Michael Strickland's blog on all things travel: news, deals, destinations, dreams and more.

Wednesday, August 13, 2008

You are now free to move about the tarmac

Maybe you're tired of reading postings here about the pain of air travel, but I haven't yet tired of writing about the issue. I wish there were no need for me to do so, but since there is, I feel compelled. Especially when my loved ones have to endure the pain.

Cassie just spent a week in New Mexico. She connected through Dallas both ways, and each time had to lay over four hours on what should have been a brief connection. I would specifically call out her carrier (American), but I think the problems she experienced are common across most of the legacy airlines—and the blame for the problem on her return fell to the weather (or, more accurately, to LaGuardia Airport's inability to keep flights on time when anything more than a 2-knot breeze blows across the runway).
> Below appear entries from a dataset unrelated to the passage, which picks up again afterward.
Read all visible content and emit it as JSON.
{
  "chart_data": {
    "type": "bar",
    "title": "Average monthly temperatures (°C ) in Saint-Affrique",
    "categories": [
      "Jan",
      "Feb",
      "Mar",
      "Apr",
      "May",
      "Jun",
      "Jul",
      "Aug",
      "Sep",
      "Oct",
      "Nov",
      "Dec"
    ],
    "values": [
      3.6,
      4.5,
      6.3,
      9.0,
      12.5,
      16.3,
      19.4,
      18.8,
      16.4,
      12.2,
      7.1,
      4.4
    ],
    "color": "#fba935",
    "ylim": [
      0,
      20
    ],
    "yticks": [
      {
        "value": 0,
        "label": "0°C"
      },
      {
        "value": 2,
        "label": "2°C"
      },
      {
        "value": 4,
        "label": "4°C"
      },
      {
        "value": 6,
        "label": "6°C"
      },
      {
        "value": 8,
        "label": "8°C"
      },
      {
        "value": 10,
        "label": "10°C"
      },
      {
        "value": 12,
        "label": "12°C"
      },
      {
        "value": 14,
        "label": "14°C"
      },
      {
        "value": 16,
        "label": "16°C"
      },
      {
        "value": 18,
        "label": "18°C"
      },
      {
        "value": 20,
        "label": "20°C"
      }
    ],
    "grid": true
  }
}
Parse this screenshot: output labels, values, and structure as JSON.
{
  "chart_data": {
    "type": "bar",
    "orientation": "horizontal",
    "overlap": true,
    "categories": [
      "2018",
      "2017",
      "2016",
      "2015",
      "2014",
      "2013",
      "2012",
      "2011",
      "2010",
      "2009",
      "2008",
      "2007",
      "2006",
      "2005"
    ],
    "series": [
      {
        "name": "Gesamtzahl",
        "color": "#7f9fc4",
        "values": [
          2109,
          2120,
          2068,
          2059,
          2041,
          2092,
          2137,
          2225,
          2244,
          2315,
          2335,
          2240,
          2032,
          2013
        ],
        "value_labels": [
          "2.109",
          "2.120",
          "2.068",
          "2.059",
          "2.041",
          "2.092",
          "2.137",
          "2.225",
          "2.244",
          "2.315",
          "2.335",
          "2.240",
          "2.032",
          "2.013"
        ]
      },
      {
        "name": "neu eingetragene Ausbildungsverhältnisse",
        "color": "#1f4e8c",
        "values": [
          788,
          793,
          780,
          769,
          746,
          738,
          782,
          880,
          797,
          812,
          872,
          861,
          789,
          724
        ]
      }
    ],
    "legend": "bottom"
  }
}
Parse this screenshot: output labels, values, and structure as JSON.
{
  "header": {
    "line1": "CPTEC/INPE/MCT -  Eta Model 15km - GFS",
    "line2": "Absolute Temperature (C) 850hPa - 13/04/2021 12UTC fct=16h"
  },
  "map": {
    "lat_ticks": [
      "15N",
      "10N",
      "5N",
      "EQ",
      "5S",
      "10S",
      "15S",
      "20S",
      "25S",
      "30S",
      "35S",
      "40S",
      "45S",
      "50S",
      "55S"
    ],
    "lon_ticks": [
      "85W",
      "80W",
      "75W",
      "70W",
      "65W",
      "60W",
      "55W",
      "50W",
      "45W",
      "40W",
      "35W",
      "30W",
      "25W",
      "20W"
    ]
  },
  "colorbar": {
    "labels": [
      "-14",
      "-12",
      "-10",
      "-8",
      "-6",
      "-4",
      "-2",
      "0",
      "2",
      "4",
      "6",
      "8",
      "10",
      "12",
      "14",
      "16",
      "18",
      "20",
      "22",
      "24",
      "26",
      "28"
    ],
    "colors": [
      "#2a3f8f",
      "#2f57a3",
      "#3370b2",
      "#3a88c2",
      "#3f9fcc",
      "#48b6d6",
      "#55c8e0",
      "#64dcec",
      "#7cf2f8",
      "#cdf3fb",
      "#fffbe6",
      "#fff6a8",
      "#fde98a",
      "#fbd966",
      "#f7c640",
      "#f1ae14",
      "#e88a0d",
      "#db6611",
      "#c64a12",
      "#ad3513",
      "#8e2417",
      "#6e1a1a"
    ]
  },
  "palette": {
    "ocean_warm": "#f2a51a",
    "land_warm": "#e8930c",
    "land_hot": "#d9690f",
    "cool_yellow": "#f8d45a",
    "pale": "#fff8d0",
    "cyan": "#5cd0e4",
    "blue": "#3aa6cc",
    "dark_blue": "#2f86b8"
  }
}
While the boredom of being stuck in an airport for hours is indeed painful, it's not as bad as being shut in a plane and sitting on the tarmac for the same amount of time. This seems to be happening more often than ever these days, as airlines board planes and push them away from the gate, knowing full well that the plane is going nowhere.

Sure, from a logistical point of view, it makes sense to load the plane and put it in a standby position on the tarmac, so it can take off on short notice. But how fair is that to the passengers, when it's not known when the plane will be cleared to take off, and passengers are not allowed to unbuckle and use the lavatory?

Quite often, such delays are due to safety-related weather issues, particularly here in the summer thunderstorm-prone Northeast. And in all honesty, I have no idea how dangerous it is to take off in a thunderstorm (or a 3-knot gale at LGA). But I do know that the airlines are taking the easy, convenient route when they fill planes like cattle cars and shuttle them out to the tarmac to wait God knows how long. Thank you for keeping our safety in mind, but how about you keep us all crowded into the terminal instead. We'll be just as uncomfortable, but at least we'll be able to pee when we want.

My father, a seasoned traveler himself, probably echoed the sentiments of a great many travelers when he told me the other day that he has "completely lost interest in traveling, except by car."